Flow Forward takes donations online and in local drives

Flow Forward hosted their first donation drive in September when they housed bins at their school, University of Missouri-Kansas City, Hen House, Cosentino’s and a pediatric care center. The products from this drive went to Children’s Mercy and two local shelters.

Most of the donations came from the group’s Amazon wishlist. Here’s the link to donate.

“Every day during the drive, it was just boxes of stuff from Amazon,” Rastogi said. “There was this one donation from this one guy and it was so many products — I think he ordered the entire wishlist.”

Amy Boersma, a 37-year-old Kansas City woman who recently experienced being unhoused for three months, relied on organizations similar to Flow Forward to access period products through a homeless shelter where she stayed. Still, Boersma said she struggled to receive products that worked for her on a regular basis.

“You have the issue of, ‘Do I just work with the really crappy pad, do I just use toilet paper or something, or do I just deal with it because I can’t afford that $7 box,” Boersma said.

The donations from Flow Forward will be welcomed in the community, Boersma said, as they’re working to collect things like menstrual underwear, cups and organic tampons, whereas many places provide only pads.

Flow Forward
Photo courtesy Flow Forward.

Flow Forward is part of a larger initiative

Recently, Flow Forward has become a chapter of PERIOD., a 501(c)(3) nonprofit that started in 2014 by high school students in Portland, Oregon. Katakamshetty is hopeful this partnership will allow the group to do more.

“A lot of the places we went to, we weren’t able to set up a location because we’re not officially a nonprofit, but now that we’re under PERIOD., I think it will be easier for our next drive to set up locations,” Katakamshetty said.

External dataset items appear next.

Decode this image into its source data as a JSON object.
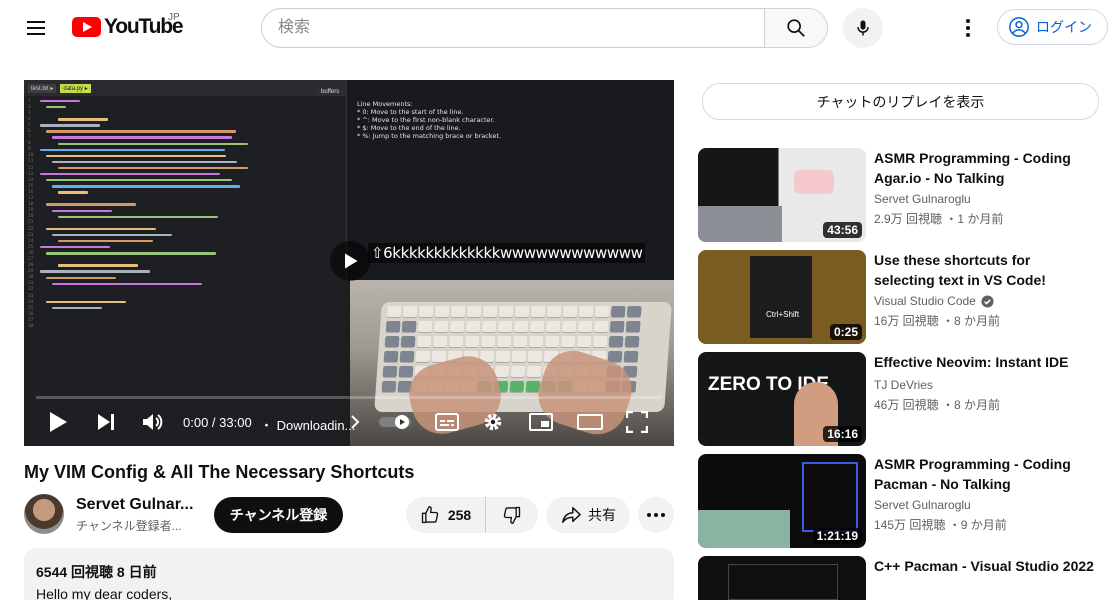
{
  "header": {
    "logo_text": "YouTube",
    "region": "JP",
    "search_placeholder": "検索",
    "login_label": "ログイン"
  },
  "player": {
    "overlay_text": "⇧6kkkkkkkkkkkkkwwwwwwwwwwww",
    "time": "0:00 / 33:00",
    "download_status": "・ Downloadin...",
    "notes_title": "buffers",
    "notes_text": "Line Movements:\n* 0: Move to the start of the line.\n* ^: Move to the first non-blank character.\n* $: Move to the end of the line.\n* %: Jump to the matching brace or bracket.",
    "code_tabs": [
      "test.txt ▸",
      "data.py ▸"
    ]
  },
  "video": {
    "title": "My VIM Config & All The Necessary Shortcuts",
    "channel_name": "Servet Gulnar...",
    "channel_subs": "チャンネル登録者...",
    "subscribe_label": "チャンネル登録",
    "like_count": "258",
    "share_label": "共有",
    "description_meta": "6544 回視聴  8 日前",
    "description_text": "Hello my dear coders,"
  },
  "sidebar": {
    "chat_replay_label": "チャットのリプレイを表示",
    "recommendations": [
      {
        "title": "ASMR Programming - Coding Agar.io - No Talking",
        "channel": "Servet Gulnaroglu",
        "verified": false,
        "meta": "2.9万 回視聴 ・1 か月前",
        "duration": "43:56"
      },
      {
        "title": "Use these shortcuts for selecting text in VS Code!",
        "channel": "Visual Studio Code",
        "verified": true,
        "meta": "16万 回視聴 ・8 か月前",
        "duration": "0:25",
        "thumb_text": "Ctrl+Shift"
      },
      {
        "title": "Effective Neovim: Instant IDE",
        "channel": "TJ DeVries",
        "verified": false,
        "meta": "46万 回視聴 ・8 か月前",
        "duration": "16:16",
        "thumb_text": "ZERO TO IDE"
      },
      {
        "title": "ASMR Programming - Coding Pacman - No Talking",
        "channel": "Servet Gulnaroglu",
        "verified": false,
        "meta": "145万 回視聴 ・9 か月前",
        "duration": "1:21:19"
      },
      {
        "title": "C++ Pacman - Visual Studio 2022",
        "channel": "",
        "verified": false,
        "meta": "",
        "duration": ""
      }
    ]
  },
  "colors": {
    "brand_red": "#ff0000",
    "link_blue": "#065fd4",
    "text_primary": "#0f0f0f",
    "text_secondary": "#606060"
  }
}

The founders hope that being a chapter of PERIOD. will also allow them to host local educational events and guest speakers geared toward destigmatizing periods and educating people who menstruate on how to manage their cycle and access period products.

“If they don’t talk about periods, they don’t have education about how to handle periods, and that leads to a lack of resources,” Katakamshetty said

Boersma is also frustrated by the negative stigma associated with periods. She said it has directly impacted her ability to access products.

“It should be just as common as finding toilet paper,” Boersma said. “I think that if there were less shame around periods…then this would not be an issue.”

In addition to education, Flow Forward wants to move into advocacy as the organization grows, Rastogi said. Specifically, she wants the group to be able to address period products in correctional facilities.

In addition to hosting more drives, the founders of Flow Forward want to host fundraisers to fund buying period products, which they will focus on donating to rural schools and Title I schools — schools that receive additional government funding in order to support a high percentage of low-income students.

Natasha Vyhovsky is a contributor to the Post.